Но перед этим ещё два слова. Существует расхожее мнение о творчестве Майринка, согласно которому каждый из его романов является как бы художественной иллюстрацией какого-то вполне определенного аспекта эзотерических знаний, а вся совокупность его творчества представляет из себя некий беллетризированный справочник по оккультным наукам. Именно такого взгляда придерживается видный французский писатель Раймон Абеллио. «Известно, — пишет он в своём предисловии к переводу „Вальпургиевой ночи“, — что Майринк усвоил целый ряд разнообразных мистических учений. Пытаясь построить несколько пристрастную классификацию его произведений, можно сказать, что „Голем“ вдохновлён каббалистикой, „Зелёный лик“ отмечен влиянием йоги, „Белый доминиканец“ основывается на даосских доктринах, для „Ангела Западного окна“ характерно глубокое проникновение в область алхимии, а также интерес к некоторым тантрическим понятиям, в первую очередь таким, как слияние с женским началом в его самом сокровенном и личностном плане» (См.: Meyrink L. La nuit de Walpurgis. P., 1963. P. 9.).

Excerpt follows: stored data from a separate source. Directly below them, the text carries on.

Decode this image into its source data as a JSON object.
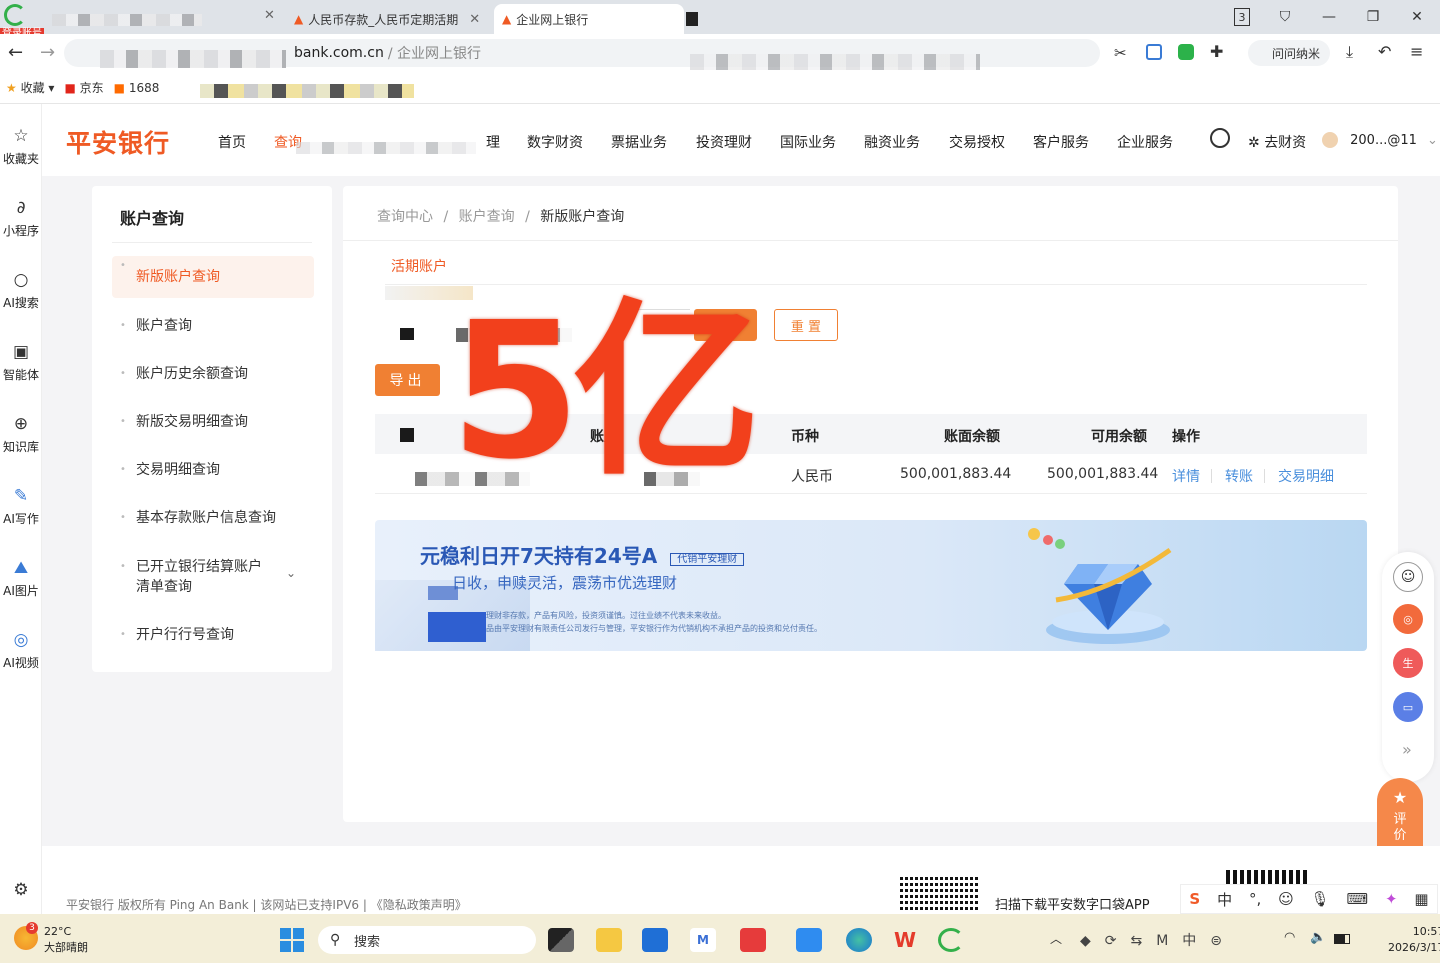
{
  "browser": {
    "login_badge": "登录账号",
    "tabs": [
      {
        "title": "人民币存款_人民币定期活期"
      },
      {
        "title": "企业网上银行"
      }
    ],
    "tab_count": "3",
    "url_host": "bank.com.cn",
    "url_title": "/ 企业网上银行",
    "bookmarks": [
      "收藏",
      "京东",
      "1688"
    ],
    "ai_button": "问问纳米"
  },
  "sidebar": {
    "items": [
      {
        "label": "收藏夹",
        "icon": "star-icon"
      },
      {
        "label": "小程序",
        "icon": "mini-program-icon"
      },
      {
        "label": "AI搜索",
        "icon": "search-icon"
      },
      {
        "label": "智能体",
        "icon": "agent-icon"
      },
      {
        "label": "知识库",
        "icon": "knowledge-icon"
      },
      {
        "label": "AI写作",
        "icon": "write-icon"
      },
      {
        "label": "AI图片",
        "icon": "image-icon"
      },
      {
        "label": "AI视频",
        "icon": "video-icon"
      }
    ]
  },
  "site": {
    "logo": "平安银行",
    "nav": [
      "首页",
      "查询",
      "数字财资",
      "票据业务",
      "投资理财",
      "国际业务",
      "融资业务",
      "交易授权",
      "客户服务",
      "企业服务"
    ],
    "nav_partial": "理",
    "go_finance": "去财资",
    "user": "200...@11"
  },
  "menu": {
    "title": "账户查询",
    "items": [
      "新版账户查询",
      "账户查询",
      "账户历史余额查询",
      "新版交易明细查询",
      "交易明细查询",
      "基本存款账户信息查询",
      "已开立银行结算账户清单查询",
      "开户行行号查询"
    ]
  },
  "main": {
    "breadcrumb": [
      "查询中心",
      "账户查询",
      "新版账户查询"
    ],
    "sep": "/",
    "subtab": "活期账户",
    "query_btn": "查 询",
    "reset_btn": "重 置",
    "export_btn": "导出",
    "table": {
      "headers": [
        "账户",
        "币种",
        "账面余额",
        "可用余额",
        "操作"
      ],
      "row": {
        "currency": "人民币",
        "book_balance": "500,001,883.44",
        "available_balance": "500,001,883.44",
        "actions": [
          "详情",
          "转账",
          "交易明细"
        ]
      }
    },
    "banner": {
      "title": "元稳利日开7天持有24号A",
      "tag": "代销平安理财",
      "subtitle": "日收，申赎灵活，震荡市优选理财",
      "note1": "理财非存款，产品有风险，投资须谨慎。过往业绩不代表未来收益。",
      "note2": "品由平安理财有限责任公司发行与管理，平安银行作为代销机构不承担产品的投资和兑付责任。"
    }
  },
  "overlay_text": "5亿",
  "right_float": {
    "rate_label": "评价",
    "expand": "»"
  },
  "footer": {
    "copyright": "平安银行 版权所有 Ping An Bank | 该网站已支持IPV6 | 《隐私政策声明》",
    "qr_caption": "扫描下载平安数字口袋APP",
    "ime": [
      "中",
      "°,",
      "☺",
      "🎤",
      "⌨"
    ]
  },
  "taskbar": {
    "weather_temp": "22°C",
    "weather_desc": "大部晴朗",
    "weather_badge": "3",
    "search_placeholder": "搜索",
    "time": "10:57",
    "date": "2026/3/17"
  },
  "colors": {
    "brand": "#ef5a24",
    "link": "#4a8fdc",
    "export": "#f08033",
    "overlay": "#f2401c"
  }
}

По-иному высказывается современный каббалист Жерсон Шолем. Отдавая должное высоким художественным достоинствам первого романа Майринка, он начисто отрицает какую-либо связь этого произведения с теорией и практикой каббалы: «Не еврейские, а скорее индийские идеи об искуплении владели автором, когда он в весьма броской футуристической манере описывал пражское гетто, а вся его „каббалистика“ сводится к понятиям, почерпнутым из писаний такого сомнительного „медиума“, каким была госпожа Блаватская. /…/ Его Голем — это отчасти материализовавшаяся коллективная душа гетто со всеми своими мрачными и фантоматическими чертами, а отчасти — двойник самого автора, художника, который борется за своё искупление и мессианистически очищает Голема, то есть свое собственное неискупленное „я“. Вполне естественно, что в этом знаменитом романе почти ничего не осталось от подлинной еврейской традиции даже в её замутненной и приукрашенной легендами форме» (Scholem L. La Kabbale et symbolisme. P. 1975. P. 179—180).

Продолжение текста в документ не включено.